Da hatte Julia Varady, die für Margaret Price eingesprungen war, einfach nicht das nötige Fingerspitzengefühl dafür, was eine Da-capo-Arie Bachs von schwellendem Operngesang unterscheidet, sie verwechselte figurativ ausgezierten barocken Stil mit schwelgerisch extrovertiertem Gefühlslyrismus und ließ auch manche musikalische Unsicherheit durchhören; da zeigte Brigitte Fassbaender anfangs erhebliche Nervosität und überzeugte schließlich doch noch mit dem geglückten Versuch, die Alt-Arien rein instrumental und mit größter Ausdrucksdistanz zu gestalten. Von Pathos hielt sich Dietrich Fischer-Dieskaus Christus weitgehend fern, leider fehlt ihm diesmal für die Partie die nötige Tiefe, der Glanz, das Volumen. Kieth Engens Baß gelangen packende Momentaufnahmen der kleineren Handlungsmomente, seine Baß-Arien klangen kraftvoll-rustikal. Ideal einzig Peter Schreiers derzeit konkurrenzloser Evangelist. Schreier blieb mit Leidenschaft auf der Spur des Passionstextes, deutete detailfreudig das dramatisch lodernde Geschehen, vermittelte durch variable Stimmfärbung Anteilnahme. Daß er mehr Erfahrung mit Bachgesang als die anderen Solisten in die Waagschale zu werfen hat, blieb keinen Moment lang zweifelhaft.

Karl Richter praktizierte die übliche Zweiteilung des Apparates, ließ Arien einmal vom rechten, dann vom linken Orchester begleiten, kümmerte sich im übrigen wie gewohnt liebevoll um die instrumentale Ausgestaltung des Werkes. Auffallend war sein Hang zu pathetischen Ritardandi bei Satzschlüssen, zu übertrieben langsamen Tempi in der Christuspartie, zu unterschiedlicher und inkonsequenter Behandlung der Fermaten, zur Auftaktschwere in den Chorälen. Der Chor wirkte oft wenig differenziert in den Stimmen, die Soprane klangen, wie gewohnt, zu laut durch, auch hätte etwa bei den Chorälen die instrumentale Begleitung mehr gedämpft werden müssen. Wuchtig-wirkungsvoll, ebenfalls wie gewohnt, die gezackten Turbae-Chöre, wie überhaupt diesmal der Schwerpunkt seiner Interpretation auf dem dramatischen Akzent des Werkes zu liegen schien. Manche Einzelheiten gingen schief, aber der Gesamtcharakter der Wiedergabe überzeugte dennoch. Vor allem die poetischen Abschnitte, so die ganze Schlußpassage mit Abendschilderung und Grablegung, gelangen Richter mit hochexpressiver Inbrunst.

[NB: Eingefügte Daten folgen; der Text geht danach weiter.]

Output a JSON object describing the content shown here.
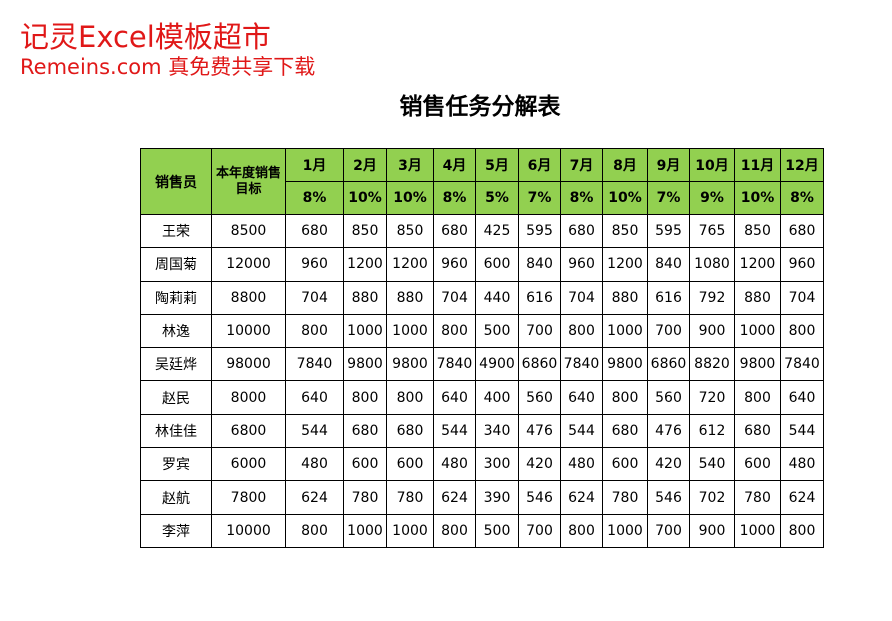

Und in solchen Momenten vergaß der Hörer wohl alle Stilfragen, alle Widersprüche von kirchlicher Funktion und Konzertsaalprofanität, von intimer Detailliebe und Kongreßsaalverlorenheit (etwa beim Gambensolo der "Kreuz"-Arie), von historischer Ferne und zu aktualisierendem Vollzug. Vielleicht ist die Hervorkehrung der Widersprüche realistischer, ehrlicher als die Fiktion einer "authentischen" Originalgestalt angesichts lebendig zuhörender Zeitgenossen, und auf jeden Fall ist Richter dem Ausdrucksgehalt des mythischen Werkes näher dadurch, daß er mit kraftvoller Gebärde, und ohne allzu viele historische Bedenken, hineingreift in "die größte Geschichte aller Zeiten".